Salary information - not necessarily sworn to secrecy vtt

In Jagex v McCambridge, the Employment Appeal Tribunal confirmed that an employee was not guilty of gross misconduct for sharing details of a senior executive’s pay with colleagues, after he discovered a document containing the executive’s salary uncollected on a communal printer.


When Mr McCambridge found a visa application containing these salary details, he pointed it out to a colleague as he thought it was interesting given recent discontent among staff about differentials in pay between executives and other employees.  Unsurprisingly, word quickly got round and by lunchtime, a group of employees (not including Mr McCambridge) had started up a game of ‘Guess the Executive’s Pay’ where people would shout out a guess and be told if the salary was higher or lower until someone came up trumps. 


Word got back to management when two other more senior employees raised the issue of the executive’s pay with their line managers, citing concerns about its effect on staff morale. Jagex then commenced disciplinary proceedings against Mr McCambridge on a charge of gross misconduct for ‘unauthorised disclosure or misuse of confidential information’.  Jagex summarily dismissed Mr McCambridge who then brought claims for unfair and wrongful dismissal in the employment tribunal (ET).


The ET was unimpressed with the ‘heavy-handedness’ demonstrated by Jagex.  As there was no express term in Mr McCambridge’s employment contract which identified salary details as confidential information, the ET concluded that no reasonable employer would, or could fairly, have dismissed Mr McCambridge for his actions.  The EAT readily agreed with this decision.

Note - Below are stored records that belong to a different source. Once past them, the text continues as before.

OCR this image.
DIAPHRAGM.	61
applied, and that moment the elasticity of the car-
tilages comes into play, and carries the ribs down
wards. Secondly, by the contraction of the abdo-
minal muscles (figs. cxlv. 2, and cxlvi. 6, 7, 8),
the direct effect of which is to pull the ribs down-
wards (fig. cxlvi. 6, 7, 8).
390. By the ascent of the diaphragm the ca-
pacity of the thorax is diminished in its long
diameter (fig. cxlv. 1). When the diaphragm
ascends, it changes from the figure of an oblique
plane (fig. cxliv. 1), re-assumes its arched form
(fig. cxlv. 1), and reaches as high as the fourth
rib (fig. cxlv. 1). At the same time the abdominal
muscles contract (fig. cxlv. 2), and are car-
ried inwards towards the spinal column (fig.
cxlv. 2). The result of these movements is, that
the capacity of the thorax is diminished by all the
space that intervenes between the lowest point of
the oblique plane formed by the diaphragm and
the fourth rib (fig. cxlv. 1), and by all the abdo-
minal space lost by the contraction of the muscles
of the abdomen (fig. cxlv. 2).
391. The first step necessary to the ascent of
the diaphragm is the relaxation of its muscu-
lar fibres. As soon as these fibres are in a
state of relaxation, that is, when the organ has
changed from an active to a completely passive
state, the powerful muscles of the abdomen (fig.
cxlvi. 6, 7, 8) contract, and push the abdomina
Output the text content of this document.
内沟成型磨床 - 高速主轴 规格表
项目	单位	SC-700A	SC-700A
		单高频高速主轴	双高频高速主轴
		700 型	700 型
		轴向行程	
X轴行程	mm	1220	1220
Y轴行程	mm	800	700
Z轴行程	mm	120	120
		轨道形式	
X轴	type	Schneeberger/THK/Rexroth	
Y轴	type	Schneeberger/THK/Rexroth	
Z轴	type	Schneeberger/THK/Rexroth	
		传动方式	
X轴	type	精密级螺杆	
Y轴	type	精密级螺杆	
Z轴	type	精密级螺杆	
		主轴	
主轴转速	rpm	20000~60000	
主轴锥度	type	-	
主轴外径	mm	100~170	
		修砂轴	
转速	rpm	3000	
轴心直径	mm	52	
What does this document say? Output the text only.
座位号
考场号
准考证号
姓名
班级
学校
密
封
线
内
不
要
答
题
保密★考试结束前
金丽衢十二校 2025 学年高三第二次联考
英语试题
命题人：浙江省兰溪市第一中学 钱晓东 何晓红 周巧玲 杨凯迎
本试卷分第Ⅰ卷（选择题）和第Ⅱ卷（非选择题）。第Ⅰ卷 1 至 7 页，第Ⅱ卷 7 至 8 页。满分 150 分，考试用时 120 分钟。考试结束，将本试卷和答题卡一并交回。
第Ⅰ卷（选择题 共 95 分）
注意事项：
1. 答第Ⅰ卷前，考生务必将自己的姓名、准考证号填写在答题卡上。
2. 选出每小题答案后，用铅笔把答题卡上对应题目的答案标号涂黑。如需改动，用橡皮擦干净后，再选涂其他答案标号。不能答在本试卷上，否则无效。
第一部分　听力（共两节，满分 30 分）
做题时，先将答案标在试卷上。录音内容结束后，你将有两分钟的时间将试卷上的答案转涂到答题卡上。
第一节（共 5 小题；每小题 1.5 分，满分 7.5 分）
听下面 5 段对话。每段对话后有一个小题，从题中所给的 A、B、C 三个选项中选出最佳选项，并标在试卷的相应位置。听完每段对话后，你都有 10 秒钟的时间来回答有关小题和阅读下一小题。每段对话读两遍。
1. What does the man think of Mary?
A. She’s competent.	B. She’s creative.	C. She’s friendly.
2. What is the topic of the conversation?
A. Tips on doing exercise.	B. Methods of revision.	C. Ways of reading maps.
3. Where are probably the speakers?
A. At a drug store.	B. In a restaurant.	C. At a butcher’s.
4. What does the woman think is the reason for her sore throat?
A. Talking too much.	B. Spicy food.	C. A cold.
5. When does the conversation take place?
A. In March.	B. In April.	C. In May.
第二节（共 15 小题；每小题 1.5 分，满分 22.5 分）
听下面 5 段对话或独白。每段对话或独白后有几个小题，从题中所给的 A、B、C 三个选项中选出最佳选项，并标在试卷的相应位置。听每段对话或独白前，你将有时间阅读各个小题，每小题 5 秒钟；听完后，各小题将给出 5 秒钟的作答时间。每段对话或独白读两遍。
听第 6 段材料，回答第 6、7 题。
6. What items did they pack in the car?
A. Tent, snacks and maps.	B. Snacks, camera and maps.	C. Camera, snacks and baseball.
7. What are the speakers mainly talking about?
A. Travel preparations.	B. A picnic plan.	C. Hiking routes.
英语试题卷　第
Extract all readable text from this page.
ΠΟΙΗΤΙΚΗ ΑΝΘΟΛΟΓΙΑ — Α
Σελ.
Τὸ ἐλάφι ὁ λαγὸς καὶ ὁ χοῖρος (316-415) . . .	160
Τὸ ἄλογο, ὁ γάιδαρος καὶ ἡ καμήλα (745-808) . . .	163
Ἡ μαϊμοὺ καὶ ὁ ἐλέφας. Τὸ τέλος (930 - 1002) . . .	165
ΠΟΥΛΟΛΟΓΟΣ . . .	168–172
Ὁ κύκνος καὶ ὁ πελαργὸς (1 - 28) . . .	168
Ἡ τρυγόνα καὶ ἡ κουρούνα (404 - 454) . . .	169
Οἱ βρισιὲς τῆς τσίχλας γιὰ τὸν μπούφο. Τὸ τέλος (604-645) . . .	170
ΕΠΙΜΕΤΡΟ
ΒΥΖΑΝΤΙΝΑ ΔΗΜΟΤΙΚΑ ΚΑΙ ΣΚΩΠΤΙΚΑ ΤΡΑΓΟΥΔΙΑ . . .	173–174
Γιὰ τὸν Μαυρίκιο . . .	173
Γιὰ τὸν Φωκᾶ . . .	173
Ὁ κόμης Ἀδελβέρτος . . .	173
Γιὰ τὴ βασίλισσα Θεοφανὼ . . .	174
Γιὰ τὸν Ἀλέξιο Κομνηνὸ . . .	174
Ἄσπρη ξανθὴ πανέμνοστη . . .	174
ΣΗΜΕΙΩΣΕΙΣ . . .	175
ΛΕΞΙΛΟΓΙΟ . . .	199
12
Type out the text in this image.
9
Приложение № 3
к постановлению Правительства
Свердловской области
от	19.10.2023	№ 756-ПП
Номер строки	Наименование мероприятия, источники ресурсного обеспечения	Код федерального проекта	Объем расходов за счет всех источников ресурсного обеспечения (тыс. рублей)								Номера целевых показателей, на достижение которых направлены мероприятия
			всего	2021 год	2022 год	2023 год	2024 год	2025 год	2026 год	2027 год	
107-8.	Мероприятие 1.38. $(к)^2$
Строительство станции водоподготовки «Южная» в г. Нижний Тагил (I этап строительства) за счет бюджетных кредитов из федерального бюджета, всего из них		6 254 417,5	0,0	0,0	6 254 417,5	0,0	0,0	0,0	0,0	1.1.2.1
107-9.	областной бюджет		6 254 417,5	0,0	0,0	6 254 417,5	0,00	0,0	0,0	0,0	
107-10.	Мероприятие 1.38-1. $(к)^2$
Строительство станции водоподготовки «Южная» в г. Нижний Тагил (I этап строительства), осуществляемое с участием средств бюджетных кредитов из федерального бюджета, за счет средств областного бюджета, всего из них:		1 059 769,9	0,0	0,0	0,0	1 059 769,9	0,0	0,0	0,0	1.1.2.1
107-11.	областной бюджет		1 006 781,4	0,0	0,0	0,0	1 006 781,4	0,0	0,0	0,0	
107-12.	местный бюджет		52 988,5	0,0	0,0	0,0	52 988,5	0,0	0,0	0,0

This case serves as a warning to employers that if they are keen to keep salary details under wraps, they need to ensure that the confidentiality provisions in their employment contracts expressly cover this type of information.  They should also publish protocols for handling confidential information, of which employees should be aware, understanding that failure to adhere to these protocols or dissemination of the confidential information is likely to result in disciplinary proceedings.  Just because an employee’s actions cause embarrassment to an employer, that doesn’t justify scape-goating – a dismissal will only be fair when the employer has acted reasonably in all the circumstances.